In this article, I will explain the Metrics that Prometheus Uses.
Prometheus is an open-source monitoring and alerting system that collects and stores time-series data from various sources. It provides a flexible query language, PromQL, for querying and analyzing metrics, and also supports various metric types. The following list shows some of the metrics that Prometheus uses.
- Counter: A counter is a monotonically increasing metric that represents a cumulative count of events. It can be used to track the number of requests to a web server or the number of errors encountered by an application.
- Gauge: A gauge is a metric that represents a value that can increase or decrease over time. It can be used to track metrics such as CPU usage, memory usage, or the number of active connections to a database.
- Histogram: A histogram is a metric that samples observations and counts them in configurable buckets. It can be used to track metrics such as request latency or response size, and can be used to generate percentiles and other summary statistics.
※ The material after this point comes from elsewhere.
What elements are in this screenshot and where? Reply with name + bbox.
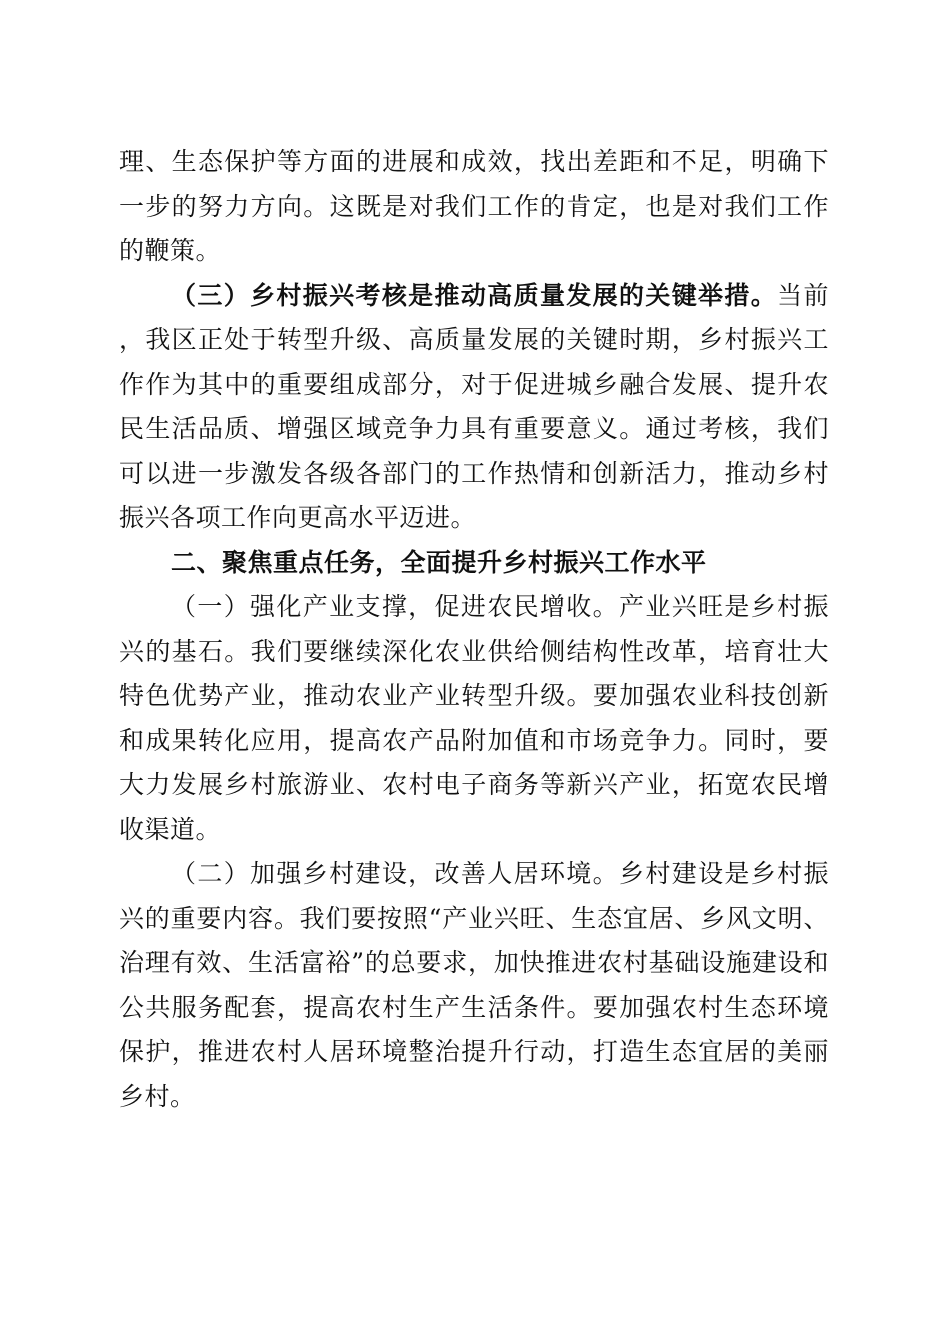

- Summary: A summary is similar to a histogram, but it calculates the percentiles and other summary statistics on the client side, rather than the server side. This can be useful for tracking metrics such as request latency, where the exact distribution of values is important.
- Untyped: An untyped metric is a catch-all metric that can represent any numeric value. It is used when the metric type is unknown or when the metric type changes over time.
Prometheus also supports labels, which allow you to attach metadata to your metrics. This can be useful for filtering and aggregating metrics based on specific criteria, such as the endpoint of a web request or the source of a log entry.